Visions for the 21st Century

'Visions for the 21st Century' edited by Sheila Moorcroft, (published by Adamantine Press, 1 Henrietta St, London WC2E 8LU, tel 071 240 0859; fax 071 379 0609; 178pp, £14-95, ISBN 0 7449 0053 0, Nov. '92.

This book is a mixed bag of twenty essays, some serious, some very light-weight, by Robert Muller, James Roberston, Vaclav Havel, Francis Kinsman, Richard Slaughter, Willis Harman and other futurists. Most seem almost impossibly optimistic - but may their visions prove true.

As usual though, Beelzebub has all the best tunes, writing James Robertson's piece for him, the infernal strategy on this occasion being one of encouraging humans to continue on their present catastrophic course.

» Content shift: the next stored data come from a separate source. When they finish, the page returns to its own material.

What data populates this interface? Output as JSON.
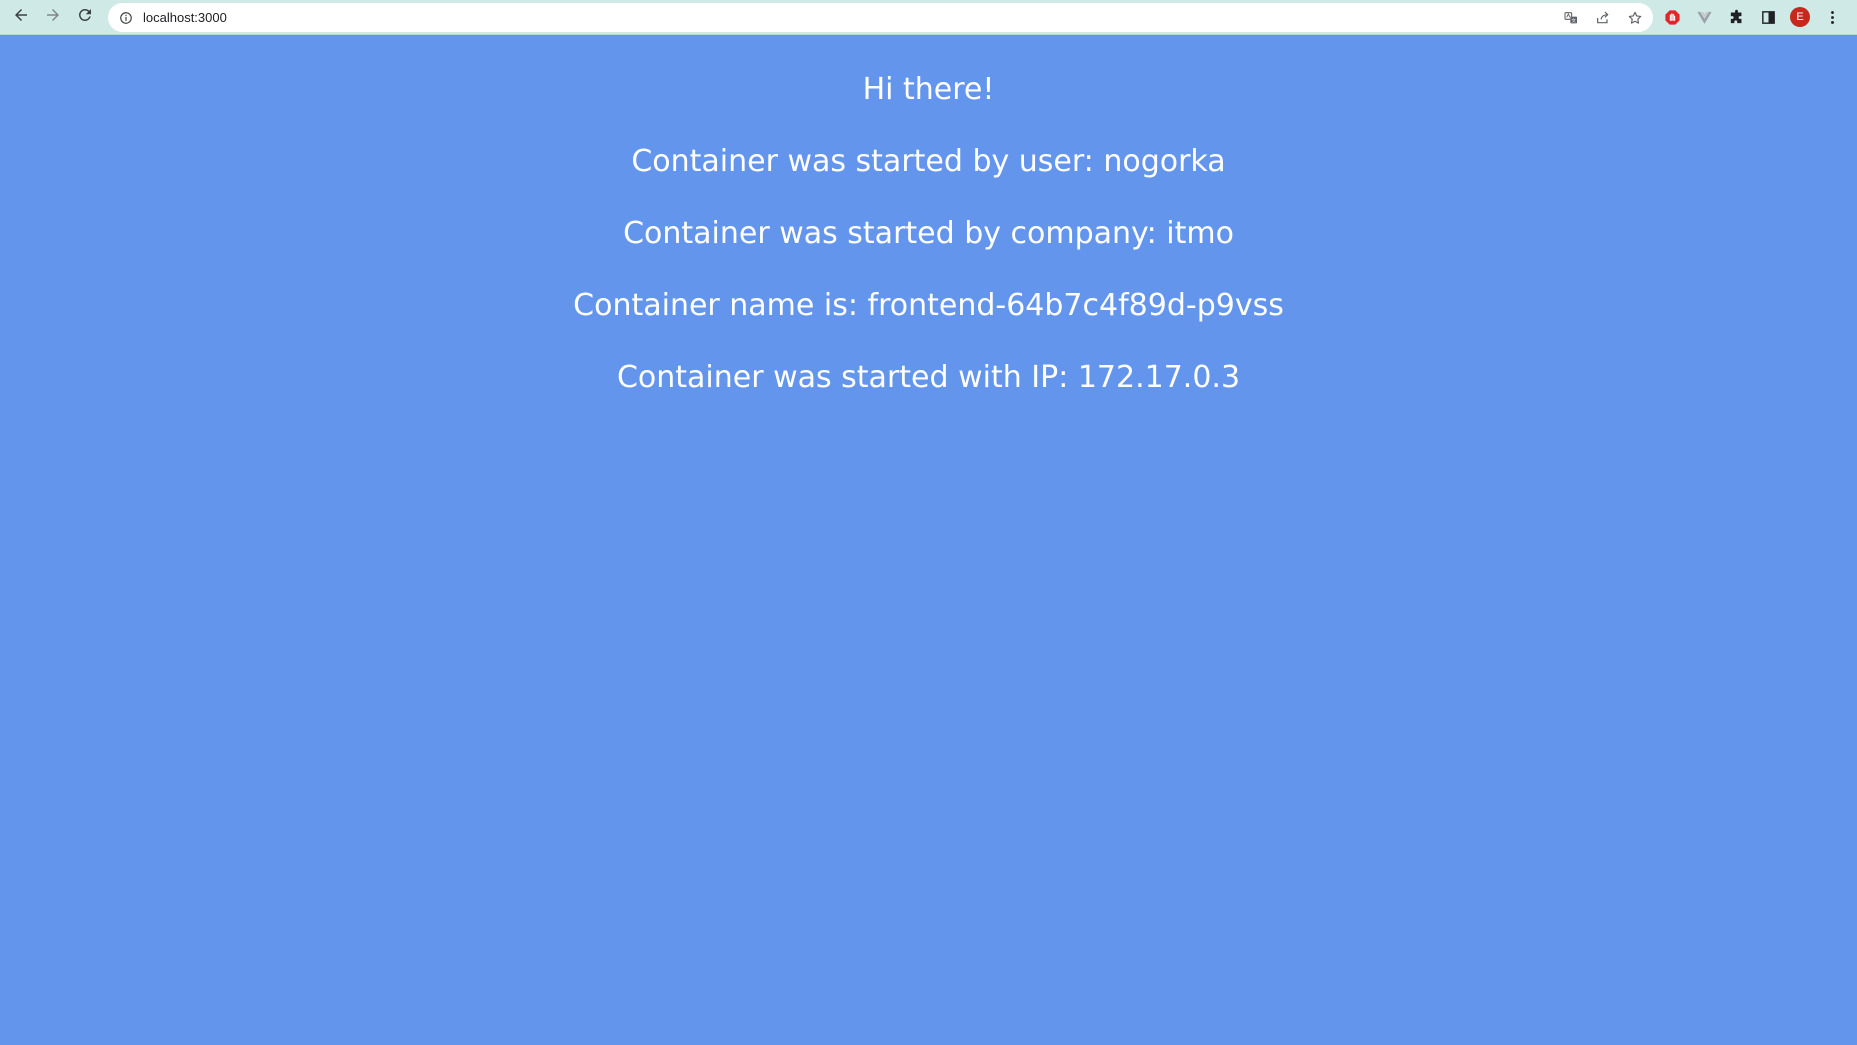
{
  "browser": {
    "url": "localhost:3000",
    "profile_initial": "E",
    "icons": {
      "back": "arrow-left-icon",
      "forward": "arrow-right-icon",
      "reload": "reload-icon",
      "site_info": "info-icon",
      "translate": "translate-icon",
      "share": "share-icon",
      "bookmark": "star-icon",
      "ext_adblock": "stop-hand-icon",
      "ext_vue": "vue-devtools-icon",
      "extensions": "puzzle-icon",
      "side_panel": "side-panel-icon",
      "menu": "kebab-menu-icon"
    },
    "colors": {
      "toolbar_bg": "#cfeae6",
      "avatar_bg": "#c5291e"
    }
  },
  "page": {
    "background": "#6495ED",
    "greeting": "Hi there!",
    "user_line": "Container was started by user: nogorka",
    "company_line": "Container was started by company: itmo",
    "name_line": "Container name is: frontend-64b7c4f89d-p9vss",
    "ip_line": "Container was started with IP: 172.17.0.3"
  }
}
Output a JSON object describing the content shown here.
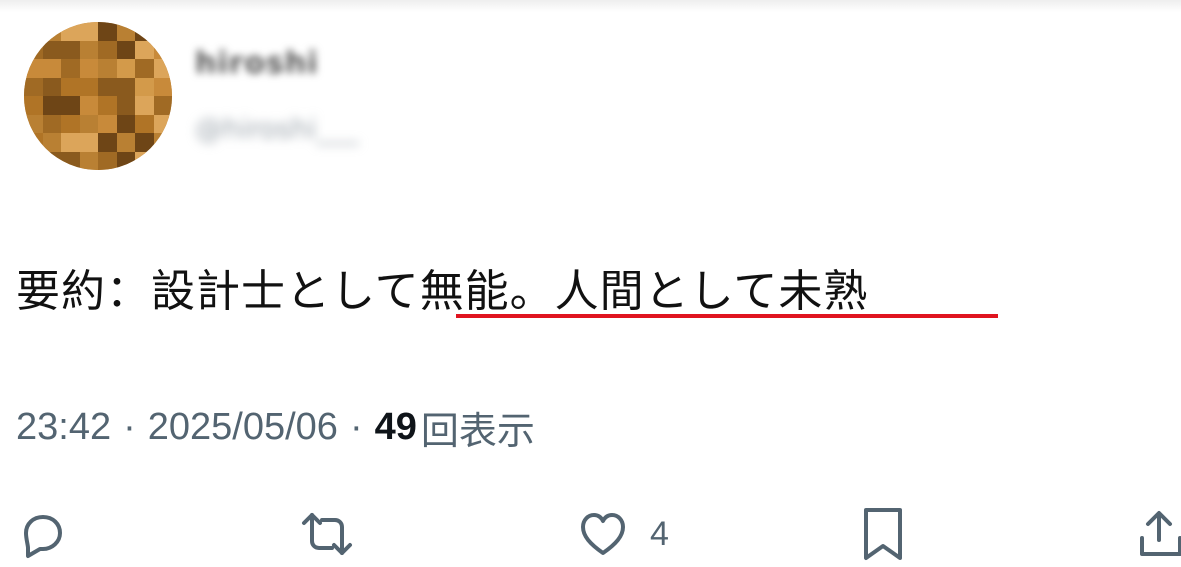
{
  "author": {
    "display_name": "hiroshi",
    "handle": "@hiroshi___"
  },
  "tweet": {
    "text_before": "要約：設計士として",
    "text_highlighted": "無能。人間として未熟",
    "highlight_color": "#e0141f"
  },
  "meta": {
    "time": "23:42",
    "date": "2025/05/06",
    "separator": "·",
    "views_count": "49",
    "views_label": "回表示"
  },
  "actions": {
    "reply_icon": "speech-bubble-icon",
    "retweet_icon": "repost-arrows-icon",
    "like_icon": "heart-icon",
    "like_count": "4",
    "bookmark_icon": "bookmark-icon",
    "share_icon": "upload-share-icon"
  },
  "colors": {
    "text": "#0f1419",
    "secondary": "#536471",
    "avatar_base": "#b47a2c"
  }
}
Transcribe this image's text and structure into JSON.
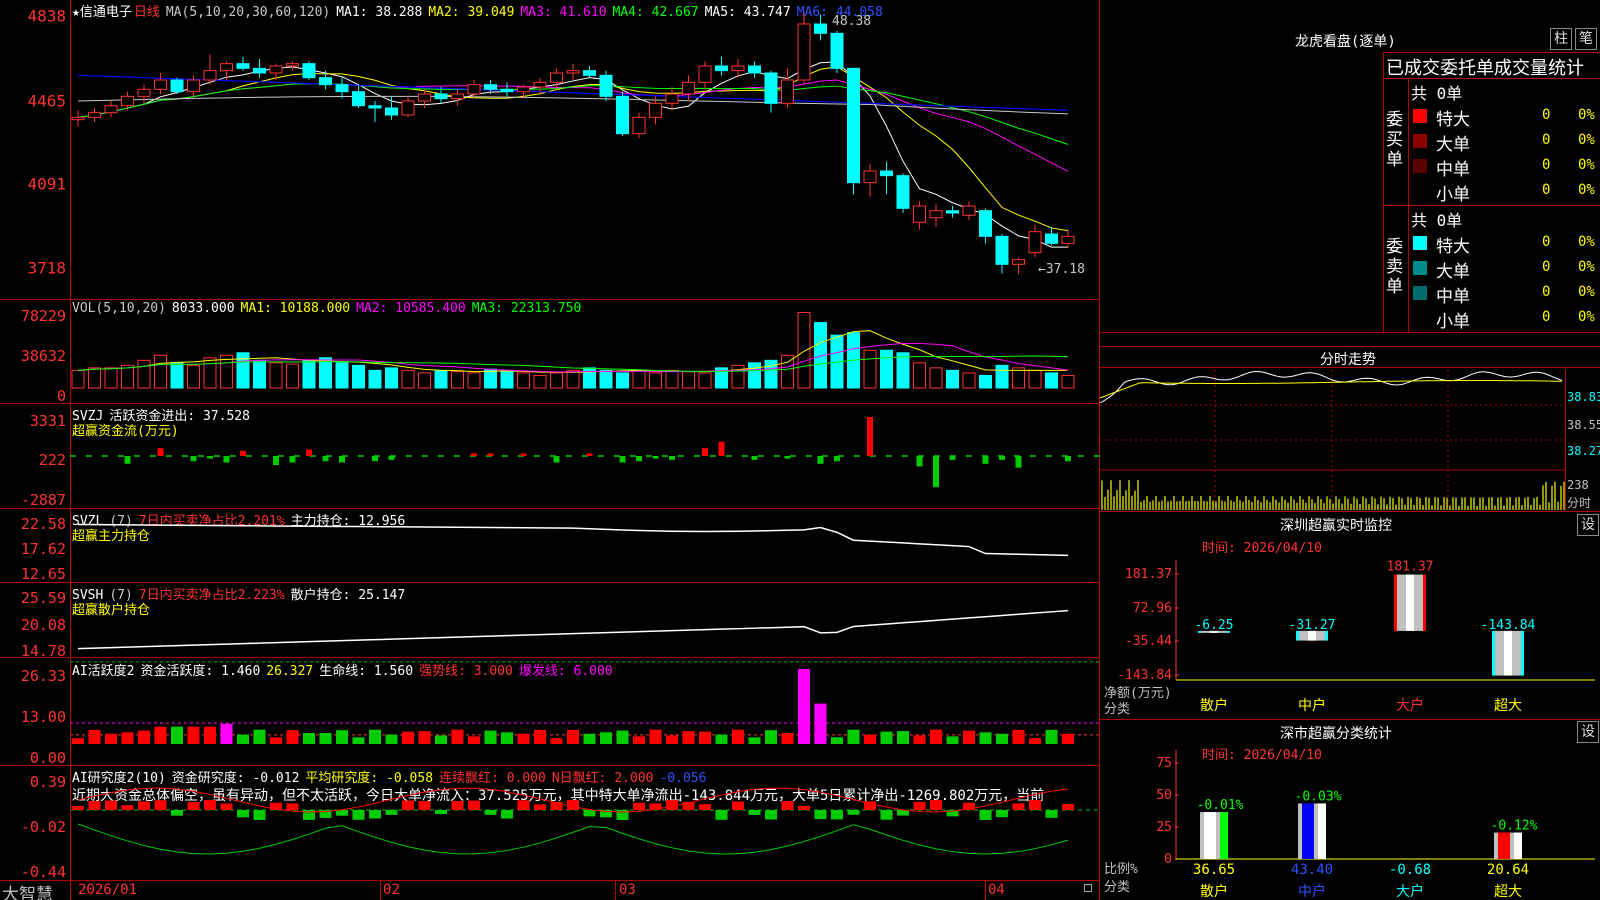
{
  "app": {
    "brand": "大智慧"
  },
  "stock": {
    "star": "★",
    "name": "信通电子",
    "period": "日线"
  },
  "colors": {
    "up": "#ff3232",
    "down": "#00ffff",
    "ma1": "#ffffff",
    "ma2": "#ffff00",
    "ma3": "#ff00ff",
    "ma4": "#00ff00",
    "ma5": "#ffffff",
    "ma6": "#0000ff",
    "axis": "#ff3232",
    "grid": "#b00000"
  },
  "price": {
    "header": {
      "ma_params": "MA(5,10,20,30,60,120)",
      "ma1": "MA1: 38.288",
      "ma2": "MA2: 39.049",
      "ma3": "MA3: 41.610",
      "ma4": "MA4: 42.667",
      "ma5": "MA5: 43.747",
      "ma6": "MA6: 44.058"
    },
    "yticks": [
      "4838",
      "4465",
      "4091",
      "3718"
    ],
    "ylim": [
      36.5,
      48.5
    ],
    "high_label": "48.38",
    "low_label": "←37.18",
    "candles": [
      [
        43.8,
        44.2,
        43.5,
        43.9
      ],
      [
        43.9,
        44.3,
        43.7,
        44.1
      ],
      [
        44.1,
        44.6,
        43.9,
        44.4
      ],
      [
        44.4,
        45.0,
        44.2,
        44.8
      ],
      [
        44.8,
        45.3,
        44.5,
        45.1
      ],
      [
        45.1,
        45.8,
        44.9,
        45.5
      ],
      [
        45.5,
        45.6,
        44.9,
        45.0
      ],
      [
        45.0,
        45.7,
        44.8,
        45.5
      ],
      [
        45.5,
        46.6,
        45.3,
        45.9
      ],
      [
        45.9,
        46.3,
        45.5,
        46.2
      ],
      [
        46.2,
        46.5,
        45.9,
        46.0
      ],
      [
        46.0,
        46.4,
        45.6,
        45.8
      ],
      [
        45.8,
        46.2,
        45.5,
        46.1
      ],
      [
        46.1,
        46.3,
        45.9,
        46.2
      ],
      [
        46.2,
        46.3,
        45.5,
        45.6
      ],
      [
        45.6,
        45.9,
        45.1,
        45.3
      ],
      [
        45.3,
        45.6,
        44.7,
        45.0
      ],
      [
        45.0,
        45.3,
        44.3,
        44.4
      ],
      [
        44.4,
        44.6,
        43.7,
        44.3
      ],
      [
        44.3,
        44.8,
        43.8,
        44.0
      ],
      [
        44.0,
        44.8,
        43.9,
        44.6
      ],
      [
        44.6,
        45.1,
        44.3,
        44.9
      ],
      [
        44.9,
        45.2,
        44.5,
        44.7
      ],
      [
        44.7,
        45.1,
        44.4,
        44.9
      ],
      [
        44.9,
        45.5,
        44.7,
        45.3
      ],
      [
        45.3,
        45.5,
        44.9,
        45.1
      ],
      [
        45.1,
        45.4,
        44.8,
        45.0
      ],
      [
        45.0,
        45.3,
        44.7,
        45.2
      ],
      [
        45.2,
        45.6,
        44.9,
        45.4
      ],
      [
        45.4,
        46.0,
        45.1,
        45.8
      ],
      [
        45.8,
        46.2,
        45.5,
        45.9
      ],
      [
        45.9,
        46.1,
        45.6,
        45.7
      ],
      [
        45.7,
        45.9,
        44.6,
        44.8
      ],
      [
        44.8,
        45.0,
        43.1,
        43.2
      ],
      [
        43.2,
        44.1,
        43.0,
        43.9
      ],
      [
        43.9,
        44.8,
        43.6,
        44.5
      ],
      [
        44.5,
        45.2,
        44.2,
        44.9
      ],
      [
        44.9,
        45.7,
        44.6,
        45.4
      ],
      [
        45.4,
        46.3,
        45.1,
        46.1
      ],
      [
        46.1,
        46.5,
        45.7,
        45.9
      ],
      [
        45.9,
        46.4,
        45.6,
        46.1
      ],
      [
        46.1,
        46.3,
        45.6,
        45.8
      ],
      [
        45.8,
        45.9,
        44.1,
        44.5
      ],
      [
        44.5,
        46.0,
        44.3,
        45.5
      ],
      [
        45.5,
        48.38,
        45.3,
        47.9
      ],
      [
        47.9,
        48.3,
        47.2,
        47.5
      ],
      [
        47.5,
        47.6,
        45.8,
        46.0
      ],
      [
        46.0,
        46.0,
        40.6,
        41.1
      ],
      [
        41.1,
        41.9,
        40.5,
        41.6
      ],
      [
        41.6,
        42.0,
        40.6,
        41.4
      ],
      [
        41.4,
        41.5,
        39.8,
        40.0
      ],
      [
        39.4,
        40.3,
        39.1,
        40.1
      ],
      [
        39.6,
        40.2,
        39.2,
        39.9
      ],
      [
        39.9,
        40.1,
        39.6,
        39.8
      ],
      [
        39.7,
        40.3,
        39.5,
        40.1
      ],
      [
        39.9,
        40.0,
        38.5,
        38.8
      ],
      [
        38.8,
        38.9,
        37.2,
        37.6
      ],
      [
        37.6,
        37.9,
        37.18,
        37.8
      ],
      [
        38.1,
        39.3,
        37.9,
        39.0
      ],
      [
        38.9,
        39.2,
        38.4,
        38.5
      ],
      [
        38.5,
        39.1,
        38.3,
        38.8
      ]
    ],
    "date_labels": [
      "2026/01",
      "02",
      "03",
      "04"
    ]
  },
  "vol": {
    "header": {
      "params": "VOL(5,10,20)",
      "value": "8033.000",
      "ma1": "MA1: 10188.000",
      "ma2": "MA2: 10585.400",
      "ma3": "MA3: 22313.750"
    },
    "yticks": [
      "78229",
      "38632",
      "0"
    ],
    "values": [
      14,
      16,
      16,
      18,
      22,
      26,
      20,
      18,
      24,
      26,
      28,
      22,
      20,
      19,
      22,
      24,
      20,
      18,
      14,
      16,
      14,
      12,
      14,
      13,
      12,
      15,
      14,
      12,
      10,
      12,
      14,
      16,
      14,
      12,
      14,
      12,
      14,
      13,
      12,
      16,
      18,
      20,
      22,
      26,
      60,
      52,
      42,
      44,
      30,
      30,
      28,
      20,
      16,
      14,
      12,
      10,
      18,
      16,
      14,
      12,
      10
    ]
  },
  "svzj": {
    "header": {
      "name": "SVZJ",
      "label": "活跃资金进出: 37.528",
      "sub": "超赢资金流(万元)"
    },
    "yticks": [
      "3331",
      "222",
      "-2887"
    ],
    "values": [
      0,
      0,
      0,
      -600,
      0,
      600,
      0,
      -400,
      -200,
      -500,
      400,
      0,
      -700,
      -500,
      500,
      -400,
      -500,
      0,
      -400,
      -300,
      0,
      0,
      0,
      0,
      200,
      200,
      0,
      200,
      0,
      -500,
      0,
      200,
      0,
      -500,
      -400,
      -200,
      -300,
      0,
      600,
      1100,
      0,
      -300,
      0,
      -200,
      0,
      -600,
      -400,
      0,
      3000,
      0,
      0,
      -800,
      -2400,
      -300,
      0,
      -600,
      -300,
      -900,
      0,
      0,
      -400,
      0,
      -600,
      -300,
      0,
      0,
      0
    ]
  },
  "svzl": {
    "header": {
      "name": "SVZL",
      "params": "(7)",
      "label1": "7日内买卖净占比2.201%",
      "label2": "主力持仓: 12.956",
      "sub": "超赢主力持仓"
    },
    "yticks": [
      "22.58",
      "17.62",
      "12.65"
    ]
  },
  "svsh": {
    "header": {
      "name": "SVSH",
      "params": "(7)",
      "label1": "7日内买卖净占比2.223%",
      "label2": "散户持仓: 25.147",
      "sub": "超赢散户持仓"
    },
    "yticks": [
      "25.59",
      "20.08",
      "14.78"
    ]
  },
  "ai1": {
    "header": {
      "name": "AI活跃度2",
      "label": "资金活跃度: 1.460",
      "v2": "26.327",
      "v3": "生命线: 1.560",
      "v4": "强势线: 3.000",
      "v5": "爆发线: 6.000"
    },
    "yticks": [
      "26.33",
      "13.00",
      "0.00"
    ]
  },
  "ai2": {
    "header": {
      "name": "AI研究度2(10)",
      "label": "资金研究度: -0.012",
      "v2": "平均研究度: -0.058",
      "v3": "连续飘红: 0.000",
      "v4": "N日飘红: 2.000",
      "v5": "-0.056"
    },
    "yticks": [
      "0.39",
      "-0.02",
      "-0.44"
    ],
    "comment": "近期大资金总体偏空，虽有异动，但不太活跃，今日大单净流入：37.525万元，其中特大单净流出-143.844万元，大单5日累计净出-1269.802万元，当前"
  },
  "lhb": {
    "title": "龙虎看盘(逐单)",
    "btn1": "柱",
    "btn2": "笔",
    "subtitle": "已成交委托单成交量统计",
    "buy": {
      "side": "委买单",
      "count": "共 0单",
      "rows": [
        {
          "label": "特大",
          "v": "0",
          "p": "0%",
          "c": "#ff0000"
        },
        {
          "label": "大单",
          "v": "0",
          "p": "0%",
          "c": "#8b0000"
        },
        {
          "label": "中单",
          "v": "0",
          "p": "0%",
          "c": "#5a0000"
        },
        {
          "label": "小单",
          "v": "0",
          "p": "0%",
          "c": "#000000"
        }
      ]
    },
    "sell": {
      "side": "委卖单",
      "count": "共 0单",
      "rows": [
        {
          "label": "特大",
          "v": "0",
          "p": "0%",
          "c": "#00ffff"
        },
        {
          "label": "大单",
          "v": "0",
          "p": "0%",
          "c": "#008b8b"
        },
        {
          "label": "中单",
          "v": "0",
          "p": "0%",
          "c": "#006b6b"
        },
        {
          "label": "小单",
          "v": "0",
          "p": "0%",
          "c": "#000000"
        }
      ]
    }
  },
  "fenshi": {
    "title": "分时走势",
    "yticks": [
      "38.83",
      "38.55",
      "38.27"
    ],
    "vol_tick": "238",
    "vol_label": "分时"
  },
  "sz_monitor": {
    "title": "深圳超赢实时监控",
    "btn": "设",
    "time": "时间: 2026/04/10",
    "yticks": [
      "181.37",
      "72.96",
      "-35.44",
      "-143.84"
    ],
    "ylabel1": "净额(万元)",
    "ylabel2": "分类",
    "bars": [
      {
        "cat": "散户",
        "v": -6.25,
        "lbl": "-6.25"
      },
      {
        "cat": "中户",
        "v": -31.27,
        "lbl": "-31.27"
      },
      {
        "cat": "大户",
        "v": 181.37,
        "lbl": "181.37"
      },
      {
        "cat": "超大",
        "v": -143.84,
        "lbl": "-143.84"
      }
    ]
  },
  "sz_class": {
    "title": "深市超赢分类统计",
    "btn": "设",
    "time": "时间: 2026/04/10",
    "yticks": [
      "75",
      "50",
      "25",
      "0"
    ],
    "ylabel1": "比例%",
    "ylabel2": "分类",
    "bars": [
      {
        "cat": "散户",
        "v": 36.65,
        "lbl": "36.65",
        "top": "-0.01%",
        "col": "#ffffff",
        "col2": "#00ff00"
      },
      {
        "cat": "中户",
        "v": 43.4,
        "lbl": "43.40",
        "top": "-0.03%",
        "col": "#0000ff",
        "col2": "#ffffff"
      },
      {
        "cat": "大户",
        "v": 0,
        "lbl": "-0.68",
        "top": "",
        "col": "#000",
        "col2": "#000"
      },
      {
        "cat": "超大",
        "v": 20.64,
        "lbl": "20.64",
        "top": "-0.12%",
        "col": "#ff0000",
        "col2": "#ffffff"
      }
    ]
  }
}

'Without a new flow of psychic energy we cannot possibly make the next jump'

John Dakin pinpoints one of the two elements that seem most likely to save humanity: the new enthusiasm for direct spiritual experience: 'New psychic energy will be released - and without a new flow of psychic energy we cannot possibly make the next jump.'

'Decentralisation through computers and "narrow-casting" (as opposed to broadcasting) in pursuit of the sublime'

The other vital element is - as regular readers of Social Inventions will have guessed - decentralisation, and it appears as one of James Ogilvy's themes, in the guise of decentralisation through computers and 'narrow-casting' (as opposed to broadcasting) in pursuit of the sublime. To summarise his argument: 'According to the economics of the sublime, there can be enough for all. I know of no law of the constant conservation of laughter, or any limitation on joy. I see no reason to limit our sense of what is possible for the distribution of delight. The preoccupation with difference over identity will encourage differentiation and experimentation, if not transgression - I see the origin of evil in the play of innocents, in the horsing around that got too rough, in the joke that went wrong . But there will not be one best way of being human, rather a rich ecology of species in the gardens of the sublime.'

'I see the origin of evil in the play of innocents, in the horsing around that got too rough, in the joke that went wrong'

James Burke - in an article in Byte magazine (Dec. '92; monitored for the Institute by Roger Knights) makes the point more specifically about the way that new technology will shatter our world:

The technology isn't bringing us together; it's forcing us apart. Politically, people are breaking loose from the old, centralised monolithic way of doing things. We had a word for it in the last century, when the Austro-Hungarian Empire broke down: Balkanisation. Ironically, th word has come back to haunt us in today's ex-Yugoslavia. And it's also happening in Scotland, Quebec, Nagaland, Azerbaijan, Georgia, Czechoslovakia and too many other places to name.

This fragmentation is not only political. Minority groups everywhere are staking claim to their cultural heritage and their patch of territory. As the comfortable certainties of the Cold War recede, is the place falling apart? No. We're seeing the first flowers of the information age. Throughout history, information surges have always geneerated burst of innovation that brought into existence new entities, new kinds of people, new ways to live. The present information surge is immeasurably more complex than anything that went before.

'Complexity, ecological as well as human, makes life safer. The more heterogeneous an ecosystem, the more novelty it generates'

And complexity, ecological as well as human, makes life safer. The more heterogeneous an ecosystem, the more novelty it generates. In nature, where novelty is expressed in the variety of species, complexity enhances the likelihood of a species' survival in the event of radical environmental change.

'Information surge makes it possible to bring more ideas together in novel ways. An example from history: gasoline + perfume spray = carburetor'

The same process operates to protect human society. Information surge makes it possible to bring more ideas together in novel ways. When that happens, the result is always more than the sum of the parts. An example from history: gasoline + perfume spray = carburetor.

The complexifying of knowledge (from a couple of sciences 500 years ago to 20,000 specialist disciplines today) has enhanced our chances of survival and is responsible for generating the information technology that will take us to the next stage in our social evolution.